A Framework for LLM-Guided and ISO 5338-Aligned Data Engineering in Medical Device Adverse Event Reporting

Muaz Muhammad, Janjua Zaffar Haider, Loughran Roisin, St John Lynch Niamh

Abstract:

  Medical device adverse event reporting systems, such as Manufacturer and User Facility Device Experience (MAUDE) database from the Food and Drug Administration (FDA), play a critical role in post-market surveillance and patient safety monitoring. However, the accurate assignment of standardized Adverse Event Terminology (AET) codes, particularly the globally harmonized International Medical Device Regulators Forum (IMDRF) codes, remains a labour-intensive task prone to variability in human judgment. This study presents a Large Language Model (LLM)-guided LLM-agreement filtering methodology for creating a high-confidence benchmark dataset from MAUDE records. By requiring agreement between human-annotated IMDRF codes and predictions from state-of-the-art LLMs at Level 2 hierarchical granularity, a low-ambiguity subset of 1,728 device problem records and 1,224 health effect records from an initial pool of 10,000 adverse events is established. The approach aligns the entire data pre-processing pipeline with ISO/IEC 5338:2023 AI data engineering principles, implementing modular Agent Skills that lays foundation for reproducibility, traceability, and quality assurance.

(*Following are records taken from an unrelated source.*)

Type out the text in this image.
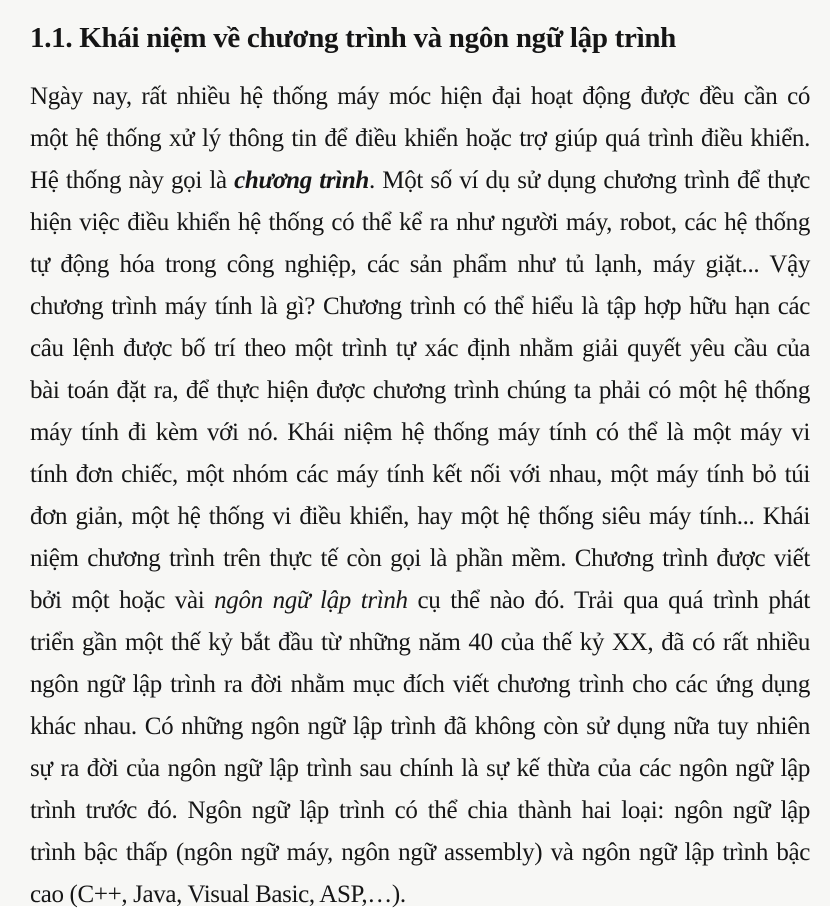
1.1. Khái niệm về chương trình và ngôn ngữ lập trình
Ngày nay, rất nhiều hệ thống máy móc hiện đại hoạt động được đều cần có
một hệ thống xử lý thông tin để điều khiển hoặc trợ giúp quá trình điều khiển.
Hệ thống này gọi là chương trình. Một số ví dụ sử dụng chương trình để thực
hiện việc điều khiển hệ thống có thể kể ra như người máy, robot, các hệ thống
tự động hóa trong công nghiệp, các sản phẩm như tủ lạnh, máy giặt... Vậy
chương trình máy tính là gì? Chương trình có thể hiểu là tập hợp hữu hạn các
câu lệnh được bố trí theo một trình tự xác định nhằm giải quyết yêu cầu của
bài toán đặt ra, để thực hiện được chương trình chúng ta phải có một hệ thống
máy tính đi kèm với nó. Khái niệm hệ thống máy tính có thể là một máy vi
tính đơn chiếc, một nhóm các máy tính kết nối với nhau, một máy tính bỏ túi
đơn giản, một hệ thống vi điều khiển, hay một hệ thống siêu máy tính... Khái
niệm chương trình trên thực tế còn gọi là phần mềm. Chương trình được viết
bởi một hoặc vài ngôn ngữ lập trình cụ thể nào đó. Trải qua quá trình phát
triển gần một thế kỷ bắt đầu từ những năm 40 của thế kỷ XX, đã có rất nhiều
ngôn ngữ lập trình ra đời nhằm mục đích viết chương trình cho các ứng dụng
khác nhau. Có những ngôn ngữ lập trình đã không còn sử dụng nữa tuy nhiên
sự ra đời của ngôn ngữ lập trình sau chính là sự kế thừa của các ngôn ngữ lập
trình trước đó. Ngôn ngữ lập trình có thể chia thành hai loại: ngôn ngữ lập
trình bậc thấp (ngôn ngữ máy, ngôn ngữ assembly) và ngôn ngữ lập trình bậc
cao (C++, Java, Visual Basic, ASP,…).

Moreover, the open-source GPT-OSS-120B reasoning model is evaluated on this curated dataset, revealing significant challenges in cross-model alignment: the model achieves only 59.49% consensus at Level 1 for device problems and drops to 23.04% at Level 3, highlighting the difficulty of reconciling diverse textual inputs with rigid regulatory terminologies in long-context scenarios. These findings underscore the need for specialized NLP workflows beyond simple zero-shot prompting and establish a rigorous benchmark for future automated adverse event coding research.  

*** Title, author list and abstract as submitted during Camera-Ready version delivery. Small changes that may have occurred during processing by Springer may not appear in this window.